Non giudico l’operato del Parlamento. Anzi, dico ben vengano le dichiarazioni anticipate, ma, oltre a essere modificabili in qualsiasi momento, devono sempre lasciare spazio alla valutazione del contesto. Pensi a un calciatore o a un ballerino che abbia lasciato scritto: «Se in seguito a un incidente devono amputarmi una gamba preferisco morire». Siamo sicuri che quella volontà valga ancora nel momento in cui l’incidente dovesse verificarsi, magari a distanza di anni, e l’interessato non fosse nelle condizioni di revocarla? Ecco, bisogna sempre tenere presente che la volontà si esprime in un certo contesto di vita, che può cambiare. È chiaro che il medico deve tenerne conto. Ma tenere conto è diverso da eseguire.

Fra i 'trattamenti sanitari' che è possibile sospendere sono state inserite l’idratazione e la nutrizione del paziente.

Ecco, mi pare di vedere un’assolutizzazione delle espressioni. Ci sono alcuni casi in cui idratazione e nutrizione sono trattamento sanitario ma, ripeto, è il medico a valutare benefici e costi. Il testo, così com’è, rischia di essere un campo di battaglia, soggetto a forzature ideologiche. Tutte queste formalizzazioni andrebbero sfrondate. Altrimenti ci si può legittimamente chiedere se non servano allo scopo di trasformare il medico solo nell’esecutore della scelta di non essere mantenuti in vita.

C’è il rischio di legittimare il suicidio assistito?

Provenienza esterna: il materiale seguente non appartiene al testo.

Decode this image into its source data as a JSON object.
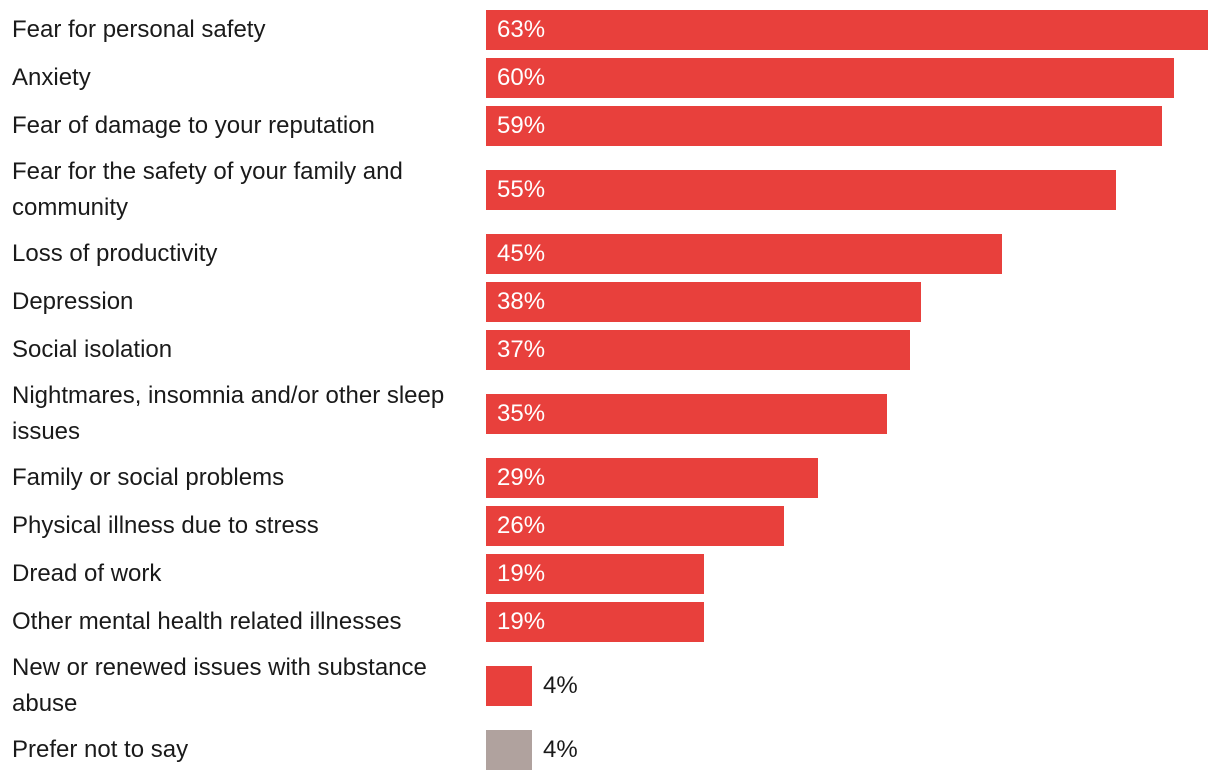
{
  "chart_data": {
    "type": "bar",
    "orientation": "horizontal",
    "categories": [
      "Fear for personal safety",
      "Anxiety",
      "Fear of damage to your reputation",
      "Fear for the safety of your family and community",
      "Loss of productivity",
      "Depression",
      "Social isolation",
      "Nightmares, insomnia and/or other sleep issues",
      "Family or social problems",
      "Physical illness due to stress",
      "Dread of work",
      "Other mental health related illnesses",
      "New or renewed issues with substance abuse",
      "Prefer not to say"
    ],
    "values": [
      63,
      60,
      59,
      55,
      45,
      38,
      37,
      35,
      29,
      26,
      19,
      19,
      4,
      4
    ],
    "value_labels": [
      "63%",
      "60%",
      "59%",
      "55%",
      "45%",
      "38%",
      "37%",
      "35%",
      "29%",
      "26%",
      "19%",
      "19%",
      "4%",
      "4%"
    ],
    "bar_colors": [
      "#e8403c",
      "#e8403c",
      "#e8403c",
      "#e8403c",
      "#e8403c",
      "#e8403c",
      "#e8403c",
      "#e8403c",
      "#e8403c",
      "#e8403c",
      "#e8403c",
      "#e8403c",
      "#e8403c",
      "#b0a29e"
    ],
    "title": "",
    "xlabel": "",
    "ylabel": "",
    "xlim": [
      0,
      63
    ],
    "grid": false,
    "legend": "none"
  }
}
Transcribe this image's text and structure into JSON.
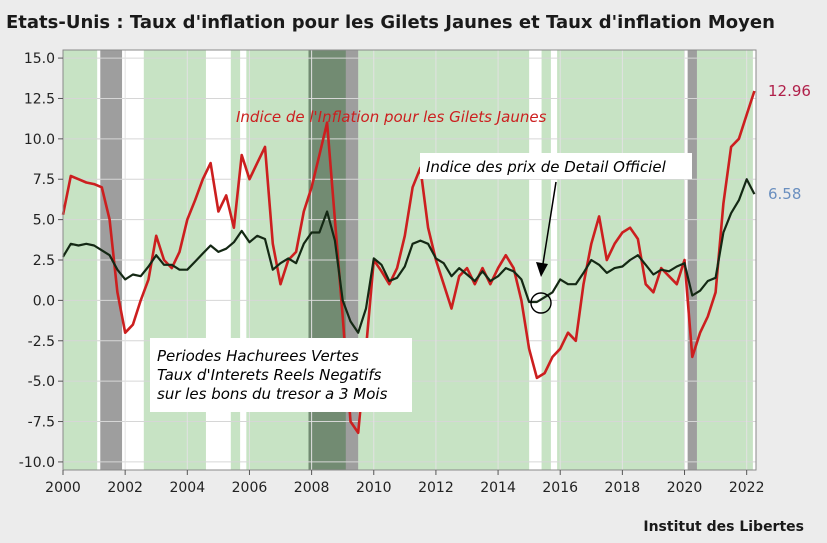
{
  "chart_data": {
    "type": "line",
    "title": "Etats-Unis : Taux d'inflation pour les Gilets Jaunes et Taux d'inflation Moyen",
    "source": "Institut des Libertes",
    "xlim": [
      2000,
      2022.3
    ],
    "ylim": [
      -10.5,
      15.5
    ],
    "x_ticks": [
      2000,
      2002,
      2004,
      2006,
      2008,
      2010,
      2012,
      2014,
      2016,
      2018,
      2020,
      2022
    ],
    "y_ticks": [
      -10.0,
      -7.5,
      -5.0,
      -2.5,
      0.0,
      2.5,
      5.0,
      7.5,
      10.0,
      12.5,
      15.0
    ],
    "grid": true,
    "shaded_periods_green": [
      [
        2000.0,
        2001.1
      ],
      [
        2002.6,
        2004.6
      ],
      [
        2005.4,
        2005.7
      ],
      [
        2005.9,
        2007.9
      ],
      [
        2009.5,
        2015.0
      ],
      [
        2015.4,
        2015.7
      ],
      [
        2015.9,
        2020.0
      ],
      [
        2020.4,
        2022.2
      ]
    ],
    "shaded_periods_recession": [
      [
        2001.2,
        2001.9
      ],
      [
        2007.9,
        2009.5
      ],
      [
        2020.1,
        2020.4
      ]
    ],
    "series": [
      {
        "name": "Indice de l'Inflation pour les Gilets Jaunes",
        "color": "#cc1f1f",
        "end_label": "12.96",
        "end_label_color": "#b0204a",
        "points": [
          [
            2000.0,
            5.3
          ],
          [
            2000.25,
            7.7
          ],
          [
            2000.5,
            7.5
          ],
          [
            2000.75,
            7.3
          ],
          [
            2001.0,
            7.2
          ],
          [
            2001.25,
            7.0
          ],
          [
            2001.5,
            5.0
          ],
          [
            2001.75,
            0.5
          ],
          [
            2002.0,
            -2.0
          ],
          [
            2002.25,
            -1.5
          ],
          [
            2002.5,
            0.0
          ],
          [
            2002.75,
            1.3
          ],
          [
            2003.0,
            4.0
          ],
          [
            2003.25,
            2.5
          ],
          [
            2003.5,
            2.0
          ],
          [
            2003.75,
            3.0
          ],
          [
            2004.0,
            5.0
          ],
          [
            2004.25,
            6.2
          ],
          [
            2004.5,
            7.5
          ],
          [
            2004.75,
            8.5
          ],
          [
            2005.0,
            5.5
          ],
          [
            2005.25,
            6.5
          ],
          [
            2005.5,
            4.5
          ],
          [
            2005.75,
            9.0
          ],
          [
            2006.0,
            7.5
          ],
          [
            2006.25,
            8.5
          ],
          [
            2006.5,
            9.5
          ],
          [
            2006.75,
            3.5
          ],
          [
            2007.0,
            1.0
          ],
          [
            2007.25,
            2.5
          ],
          [
            2007.5,
            3.0
          ],
          [
            2007.75,
            5.5
          ],
          [
            2008.0,
            7.0
          ],
          [
            2008.25,
            9.0
          ],
          [
            2008.5,
            11.0
          ],
          [
            2008.75,
            5.0
          ],
          [
            2009.0,
            -1.0
          ],
          [
            2009.25,
            -7.5
          ],
          [
            2009.5,
            -8.2
          ],
          [
            2009.75,
            -3.0
          ],
          [
            2010.0,
            2.5
          ],
          [
            2010.25,
            1.8
          ],
          [
            2010.5,
            1.0
          ],
          [
            2010.75,
            2.0
          ],
          [
            2011.0,
            4.0
          ],
          [
            2011.25,
            7.0
          ],
          [
            2011.5,
            8.2
          ],
          [
            2011.75,
            4.5
          ],
          [
            2012.0,
            2.5
          ],
          [
            2012.25,
            1.0
          ],
          [
            2012.5,
            -0.5
          ],
          [
            2012.75,
            1.5
          ],
          [
            2013.0,
            2.0
          ],
          [
            2013.25,
            1.0
          ],
          [
            2013.5,
            2.0
          ],
          [
            2013.75,
            1.0
          ],
          [
            2014.0,
            2.0
          ],
          [
            2014.25,
            2.8
          ],
          [
            2014.5,
            2.0
          ],
          [
            2014.75,
            0.0
          ],
          [
            2015.0,
            -3.0
          ],
          [
            2015.25,
            -4.8
          ],
          [
            2015.5,
            -4.5
          ],
          [
            2015.75,
            -3.5
          ],
          [
            2016.0,
            -3.0
          ],
          [
            2016.25,
            -2.0
          ],
          [
            2016.5,
            -2.5
          ],
          [
            2016.75,
            1.0
          ],
          [
            2017.0,
            3.5
          ],
          [
            2017.25,
            5.2
          ],
          [
            2017.5,
            2.5
          ],
          [
            2017.75,
            3.5
          ],
          [
            2018.0,
            4.2
          ],
          [
            2018.25,
            4.5
          ],
          [
            2018.5,
            3.8
          ],
          [
            2018.75,
            1.0
          ],
          [
            2019.0,
            0.5
          ],
          [
            2019.25,
            2.0
          ],
          [
            2019.5,
            1.5
          ],
          [
            2019.75,
            1.0
          ],
          [
            2020.0,
            2.5
          ],
          [
            2020.25,
            -3.5
          ],
          [
            2020.5,
            -2.0
          ],
          [
            2020.75,
            -1.0
          ],
          [
            2021.0,
            0.5
          ],
          [
            2021.25,
            6.0
          ],
          [
            2021.5,
            9.5
          ],
          [
            2021.75,
            10.0
          ],
          [
            2022.0,
            11.5
          ],
          [
            2022.25,
            12.96
          ]
        ]
      },
      {
        "name": "Indice des prix de Detail Officiel",
        "color": "#142814",
        "end_label": "6.58",
        "end_label_color": "#6a8fbf",
        "points": [
          [
            2000.0,
            2.7
          ],
          [
            2000.25,
            3.5
          ],
          [
            2000.5,
            3.4
          ],
          [
            2000.75,
            3.5
          ],
          [
            2001.0,
            3.4
          ],
          [
            2001.25,
            3.1
          ],
          [
            2001.5,
            2.8
          ],
          [
            2001.75,
            1.9
          ],
          [
            2002.0,
            1.3
          ],
          [
            2002.25,
            1.6
          ],
          [
            2002.5,
            1.5
          ],
          [
            2002.75,
            2.1
          ],
          [
            2003.0,
            2.8
          ],
          [
            2003.25,
            2.2
          ],
          [
            2003.5,
            2.2
          ],
          [
            2003.75,
            1.9
          ],
          [
            2004.0,
            1.9
          ],
          [
            2004.25,
            2.4
          ],
          [
            2004.5,
            2.9
          ],
          [
            2004.75,
            3.4
          ],
          [
            2005.0,
            3.0
          ],
          [
            2005.25,
            3.2
          ],
          [
            2005.5,
            3.6
          ],
          [
            2005.75,
            4.3
          ],
          [
            2006.0,
            3.6
          ],
          [
            2006.25,
            4.0
          ],
          [
            2006.5,
            3.8
          ],
          [
            2006.75,
            1.9
          ],
          [
            2007.0,
            2.3
          ],
          [
            2007.25,
            2.6
          ],
          [
            2007.5,
            2.3
          ],
          [
            2007.75,
            3.5
          ],
          [
            2008.0,
            4.2
          ],
          [
            2008.25,
            4.2
          ],
          [
            2008.5,
            5.5
          ],
          [
            2008.75,
            3.7
          ],
          [
            2009.0,
            0.0
          ],
          [
            2009.25,
            -1.3
          ],
          [
            2009.5,
            -2.0
          ],
          [
            2009.75,
            -0.5
          ],
          [
            2010.0,
            2.6
          ],
          [
            2010.25,
            2.2
          ],
          [
            2010.5,
            1.2
          ],
          [
            2010.75,
            1.4
          ],
          [
            2011.0,
            2.1
          ],
          [
            2011.25,
            3.5
          ],
          [
            2011.5,
            3.7
          ],
          [
            2011.75,
            3.5
          ],
          [
            2012.0,
            2.6
          ],
          [
            2012.25,
            2.3
          ],
          [
            2012.5,
            1.5
          ],
          [
            2012.75,
            2.0
          ],
          [
            2013.0,
            1.6
          ],
          [
            2013.25,
            1.2
          ],
          [
            2013.5,
            1.8
          ],
          [
            2013.75,
            1.2
          ],
          [
            2014.0,
            1.5
          ],
          [
            2014.25,
            2.0
          ],
          [
            2014.5,
            1.8
          ],
          [
            2014.75,
            1.3
          ],
          [
            2015.0,
            -0.1
          ],
          [
            2015.25,
            -0.1
          ],
          [
            2015.5,
            0.2
          ],
          [
            2015.75,
            0.5
          ],
          [
            2016.0,
            1.3
          ],
          [
            2016.25,
            1.0
          ],
          [
            2016.5,
            1.0
          ],
          [
            2016.75,
            1.7
          ],
          [
            2017.0,
            2.5
          ],
          [
            2017.25,
            2.2
          ],
          [
            2017.5,
            1.7
          ],
          [
            2017.75,
            2.0
          ],
          [
            2018.0,
            2.1
          ],
          [
            2018.25,
            2.5
          ],
          [
            2018.5,
            2.8
          ],
          [
            2018.75,
            2.2
          ],
          [
            2019.0,
            1.6
          ],
          [
            2019.25,
            1.9
          ],
          [
            2019.5,
            1.8
          ],
          [
            2019.75,
            2.1
          ],
          [
            2020.0,
            2.3
          ],
          [
            2020.25,
            0.3
          ],
          [
            2020.5,
            0.6
          ],
          [
            2020.75,
            1.2
          ],
          [
            2021.0,
            1.4
          ],
          [
            2021.25,
            4.2
          ],
          [
            2021.5,
            5.4
          ],
          [
            2021.75,
            6.2
          ],
          [
            2022.0,
            7.5
          ],
          [
            2022.25,
            6.58
          ]
        ]
      }
    ],
    "annotations": [
      {
        "text": "Indice de l'Inflation pour les Gilets Jaunes",
        "color": "#cc1f1f"
      },
      {
        "text": "Indice des prix de Detail Officiel",
        "color": "#000000"
      },
      {
        "lines": [
          "Periodes Hachurees Vertes",
          "Taux d'Interets Reels Negatifs",
          "sur les bons du tresor a 3 Mois"
        ],
        "color": "#000000"
      }
    ]
  }
}
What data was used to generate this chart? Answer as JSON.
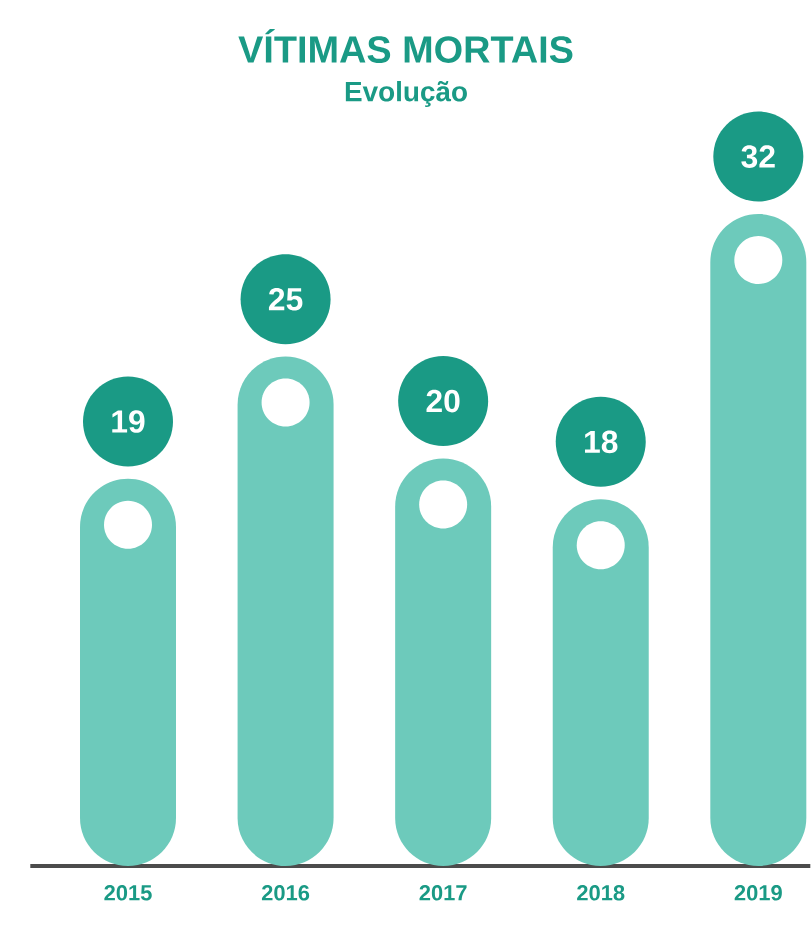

Purtroppo sì. Sarebbe meglio che la legge fosse orientativa più che prescrittiva e si limitasse a indicare principi e criteri anziché puntuali atti, scissi dal contesto. Il paziente (o nel caso i familiari, oppure un fiduciario) deve poter esprimere le sue preferenze, ma il medico deve poter valutare senza vincoli. In materia esistono già riferimenti basilari, come le linee guida del Comitato nazionale bioetica e la Convenzione di Oviedo.